Феликс уже успел пожалеть о своей болтливости, но вовремя вспомнил, что вовсе необязательно рассказывать всё.

— Одна… моя знакомая.

25

Скрипы и шорохи с улицы, шум пробегавших машин, редкие голоса в ночи отдалялись, постепенно гасли и уходили. И остался только один звук — шелест ветра.

Он наоборот, прибавил в силе, возрос до вершин вековых сосен, обратился в протяжный и печальный вой, что никогда не смолкает.

Лаванда приоткрыла глаза. Сколько раз она уже бывала здесь — одна в бескрайнем просторе, под одиноким указателем на выщербленной деревянной палке. Неважно, серела ли вокруг призрачная, ненастоящая тундра или, как сейчас, всё было засыпано нетронутой белизной, раз за разом она оказывалась здесь, у этой таблички. Можно было даже не поднимать голову, чтоб прочитать надпись. Она и так знала, что там написано: «Ниргенд, 2 км».

«Тебе ведь до сих пор снится это место, да, Лаванда?»

Да, иногда ей снилось. И тогда она просто стояла, не двигаясь никуда.

Два километра — это пустяк, их можно было бы легко пройти. Другое дело, что, даже пройдя, ты никуда не выйдешь. Там теперь ничего нет — только пустота.

Это место было уничтожено. Навсегда.

Так она стояла — среди белизны, среди сгущающегося сумрака. Только он и был настоящим. Остальное — не более, чем иллюзия.

Какой-то… Нет, не звук — Лаванда скорее почувствовала, чем услышала, что кто-то приблизился. Она резко обернулась. Но полумрак за границей мира был уже слишком густым, чтоб что-то разглядеть.

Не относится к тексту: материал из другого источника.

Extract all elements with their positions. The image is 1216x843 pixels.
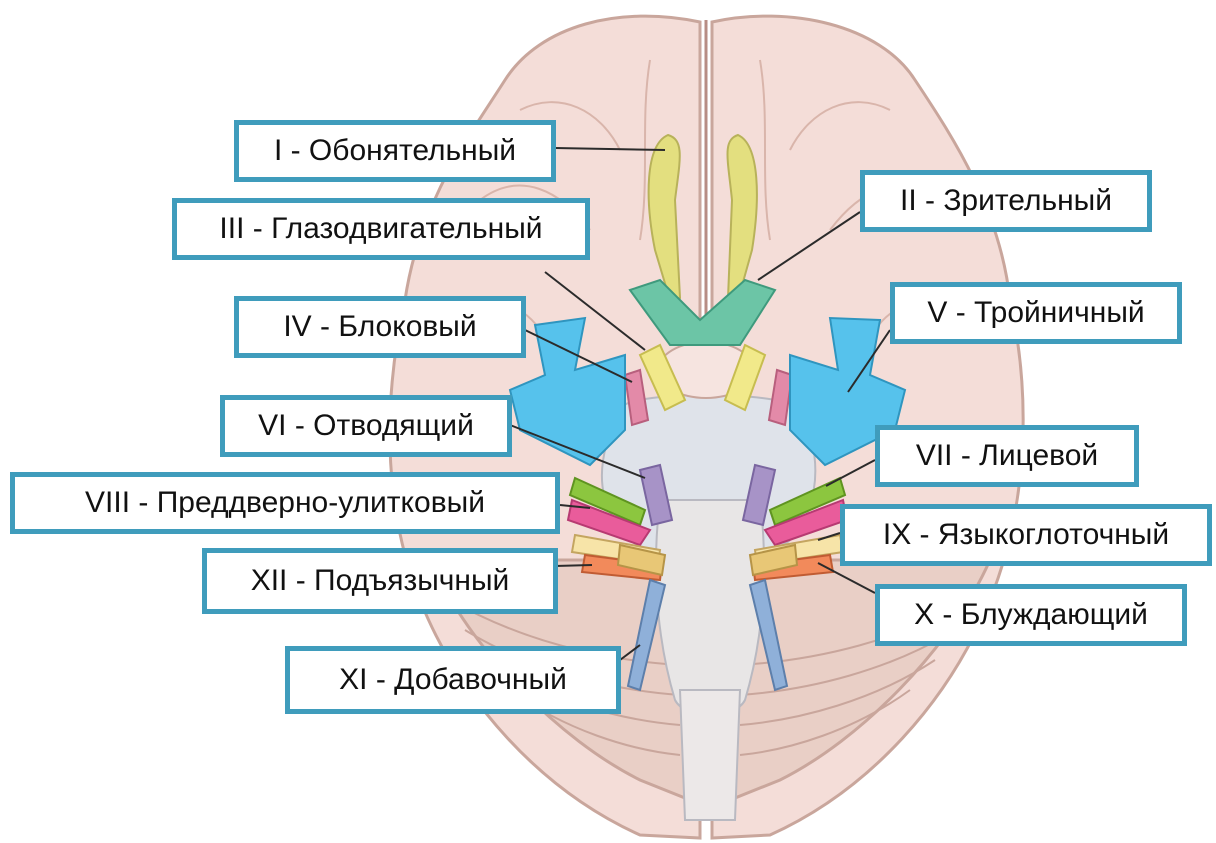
label-vagus-text: X - Блуждающий (914, 599, 1148, 631)
label-trigeminal: V - Тройничный (890, 282, 1182, 344)
label-optic-text: II - Зрительный (865, 175, 1147, 217)
label-abducens: VI - Отводящий (220, 395, 512, 457)
label-optic: II - Зрительный (860, 170, 1152, 232)
label-oculomotor: III - Глазодвигательный (172, 198, 590, 260)
label-glossopharyngeal-text: IX - Языкоглоточный (883, 519, 1169, 551)
medulla (656, 500, 764, 715)
label-trochlear: IV - Блоковый (234, 296, 526, 358)
label-hypoglossal-text: XII - Подъязычный (251, 565, 510, 597)
label-glossopharyngeal: IX - Языкоглоточный (840, 504, 1212, 566)
label-accessory: XI - Добавочный (285, 646, 621, 714)
label-vestibulocochlear: VIII - Преддверно-улитковый (10, 472, 560, 534)
label-vagus: X - Блуждающий (875, 584, 1187, 646)
spinal-cord (680, 690, 740, 820)
label-olfactory: I - Обонятельный (234, 120, 556, 182)
label-trochlear-text: IV - Блоковый (283, 311, 476, 343)
label-hypoglossal: XII - Подъязычный (202, 548, 558, 614)
label-abducens-text: VI - Отводящий (225, 400, 507, 442)
label-olfactory-text: I - Обонятельный (239, 125, 551, 167)
label-trigeminal-text: V - Тройничный (895, 287, 1177, 329)
label-facial-text: VII - Лицевой (916, 440, 1098, 472)
label-oculomotor-text: III - Глазодвигательный (177, 203, 585, 245)
label-vestibulocochlear-text: VIII - Преддверно-улитковый (85, 487, 485, 519)
label-facial: VII - Лицевой (875, 425, 1139, 487)
label-accessory-text: XI - Добавочный (339, 664, 567, 696)
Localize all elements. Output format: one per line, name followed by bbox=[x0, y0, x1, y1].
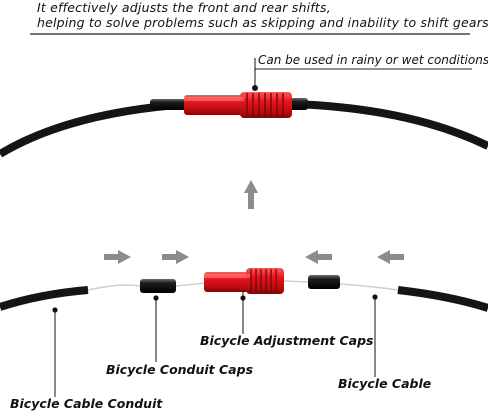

— Кто там? — крикнула она в темноту.

Ответа не последовало.

— Я знаю, что тут кто-то есть!

Из тени в пятно света вышел человек.

— Это я.

Лаванда в удивлении уставилась на него — на неё, вернее.

Китти?

По правде говоря, меньше всего она ожидала сейчас увидеть Китти Башеву. Выглядела Китти в точности так, как в телевизоре, ведя «Главную линию». Разве что вместо офисного платья на ней была форма, только не такая, как сейчас, а какая-то чёрная, вроде той, что носили при «демократическом тоталитаризме» охранники и конвоиры (Лаванда видела на фотографиях). Ну, и нет этой её дежурной улыбки.